WASHINGTON, Oct. 21 (UPI) -- Ben Bradlee died at age 93 on Tuesday.
The renowned former Washington Post editor died of natural causes at his home in Washington, D.C., according to The Washington Post.
Bradlee was born in Boston in 1921, and became a reporter at the New Hampshire Sunday News after serving in the navy during WWII. He started working for The Washington Post in 1948, and held positions at the Office of U.S. Information and Educational Exchange and Newsweek in subsequent years.
Bradlee was made managing editor at The Washington Post in 1965, and rose to executive editor in 1968. He oversaw the Pentagon Papers, leaked documents about U.S. involvement in Vietnam, published in 1971, and guided coverage of the Watergate scandal that led to President Richard Nixon's resignation in 1974. The editor and his role in exposing Watergate were later portrayed by Jason Robards in Alan J. Pakula film All the President's Men (1976).

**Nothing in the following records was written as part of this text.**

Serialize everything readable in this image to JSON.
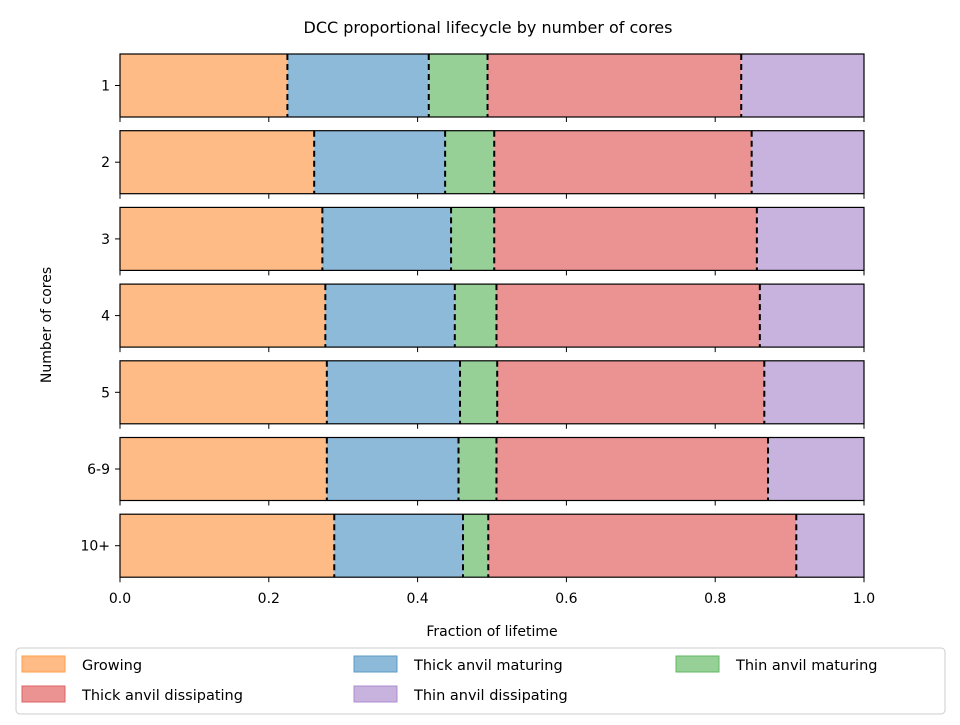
{
  "chart_data": {
    "type": "bar",
    "orientation": "horizontal",
    "stacked": true,
    "title": "DCC proportional lifecycle by number of cores",
    "xlabel": "Fraction of lifetime",
    "ylabel": "Number of cores",
    "xlim": [
      0.0,
      1.0
    ],
    "xticks": [
      "0.0",
      "0.2",
      "0.4",
      "0.6",
      "0.8",
      "1.0"
    ],
    "categories": [
      "1",
      "2",
      "3",
      "4",
      "5",
      "6-9",
      "10+"
    ],
    "series": [
      {
        "name": "Growing",
        "color": "#ffbb85",
        "edge": "#ff9f4a",
        "values": [
          0.225,
          0.261,
          0.272,
          0.276,
          0.278,
          0.278,
          0.288
        ]
      },
      {
        "name": "Thick anvil maturing",
        "color": "#8ebad9",
        "edge": "#5b9bc8",
        "values": [
          0.19,
          0.176,
          0.173,
          0.174,
          0.179,
          0.177,
          0.173
        ]
      },
      {
        "name": "Thin anvil maturing",
        "color": "#96d096",
        "edge": "#63b963",
        "values": [
          0.079,
          0.066,
          0.058,
          0.056,
          0.05,
          0.051,
          0.034
        ]
      },
      {
        "name": "Thick anvil dissipating",
        "color": "#eb9293",
        "edge": "#df6363",
        "values": [
          0.341,
          0.346,
          0.353,
          0.354,
          0.359,
          0.365,
          0.414
        ]
      },
      {
        "name": "Thin anvil dissipating",
        "color": "#c8b3de",
        "edge": "#ad8ccf",
        "values": [
          0.165,
          0.151,
          0.144,
          0.14,
          0.134,
          0.129,
          0.091
        ]
      }
    ],
    "boundary_lines": "black dashed",
    "legend": {
      "position": "bottom",
      "columns": 3
    },
    "grid": false
  }
}
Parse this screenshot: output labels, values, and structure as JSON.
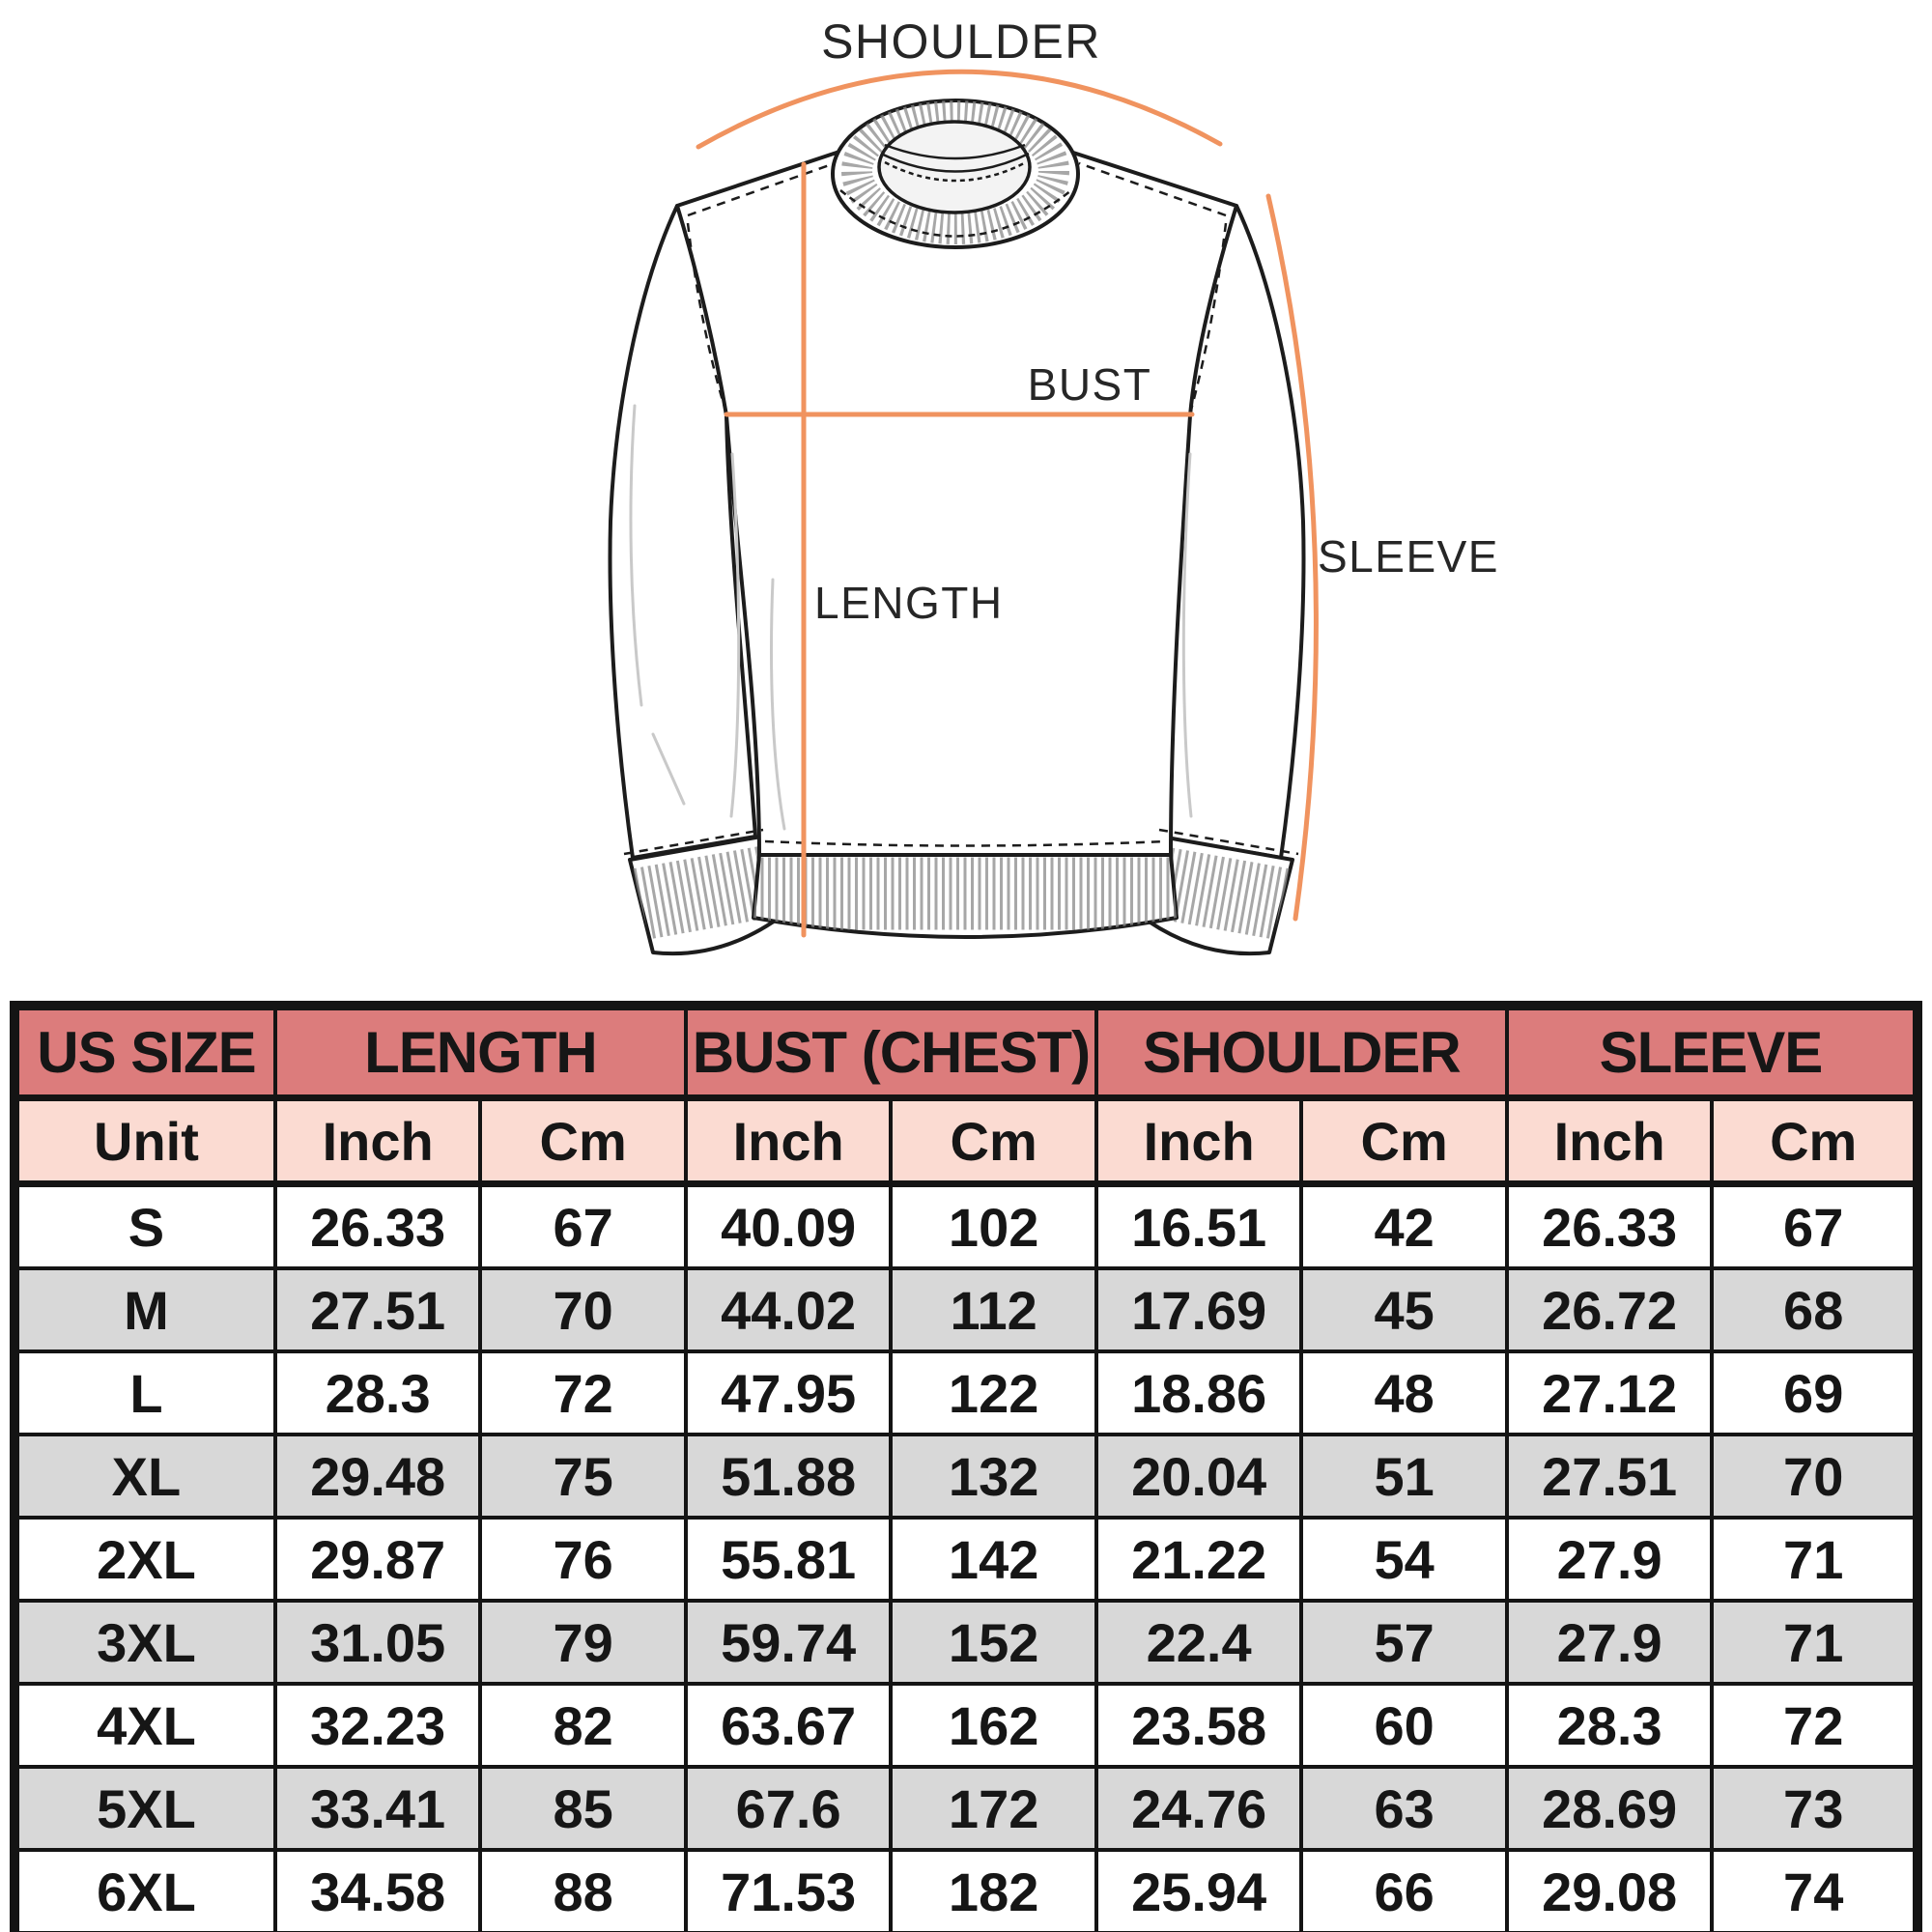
{
  "diagram": {
    "labels": {
      "shoulder": "SHOULDER",
      "bust": "BUST",
      "length": "LENGTH",
      "sleeve": "SLEEVE"
    },
    "colors": {
      "accent": "#F0935F",
      "line": "#1C1C1C"
    }
  },
  "table": {
    "colors": {
      "header": "#DC7C7C",
      "subheader": "#FBDBD2",
      "alt_row": "#D8D8D8",
      "border": "#141414"
    },
    "columns": [
      {
        "label": "US SIZE"
      },
      {
        "label": "LENGTH"
      },
      {
        "label": "BUST (CHEST)"
      },
      {
        "label": "SHOULDER"
      },
      {
        "label": "SLEEVE"
      }
    ],
    "unit_row": [
      "Unit",
      "Inch",
      "Cm",
      "Inch",
      "Cm",
      "Inch",
      "Cm",
      "Inch",
      "Cm"
    ],
    "rows": [
      {
        "size": "S",
        "values": [
          "26.33",
          "67",
          "40.09",
          "102",
          "16.51",
          "42",
          "26.33",
          "67"
        ]
      },
      {
        "size": "M",
        "values": [
          "27.51",
          "70",
          "44.02",
          "112",
          "17.69",
          "45",
          "26.72",
          "68"
        ]
      },
      {
        "size": "L",
        "values": [
          "28.3",
          "72",
          "47.95",
          "122",
          "18.86",
          "48",
          "27.12",
          "69"
        ]
      },
      {
        "size": "XL",
        "values": [
          "29.48",
          "75",
          "51.88",
          "132",
          "20.04",
          "51",
          "27.51",
          "70"
        ]
      },
      {
        "size": "2XL",
        "values": [
          "29.87",
          "76",
          "55.81",
          "142",
          "21.22",
          "54",
          "27.9",
          "71"
        ]
      },
      {
        "size": "3XL",
        "values": [
          "31.05",
          "79",
          "59.74",
          "152",
          "22.4",
          "57",
          "27.9",
          "71"
        ]
      },
      {
        "size": "4XL",
        "values": [
          "32.23",
          "82",
          "63.67",
          "162",
          "23.58",
          "60",
          "28.3",
          "72"
        ]
      },
      {
        "size": "5XL",
        "values": [
          "33.41",
          "85",
          "67.6",
          "172",
          "24.76",
          "63",
          "28.69",
          "73"
        ]
      },
      {
        "size": "6XL",
        "values": [
          "34.58",
          "88",
          "71.53",
          "182",
          "25.94",
          "66",
          "29.08",
          "74"
        ]
      }
    ]
  }
}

"Ben was a true friend a genius leader in journalism," Bob Woodard and Carl Bernstein, the reporters who pursued Watergate for the Post, said in a statement. "He forever altered our business. His one unbending principle was the quest for the truth and the necessity of that pursuit."
Bradlee retired as executive editor in 1991, but continued to serve as vice president at-large. He published an autobiography, A Good Life: Newspapering and Other Adventures, in 1995, and acted as chairman of the Historic Mary's City Commission in Maryland from 1991 to 2003. At age 91, he was honored with the Presidential Medal of Freedom from President Barack Obama.
Bradlee struggled with Alzheimer's disease in later years, and started end-of-life care in his home in September. He is survived by wife Sally Quinn and son Quinn Bradlee, and has three other children from his first two marriages.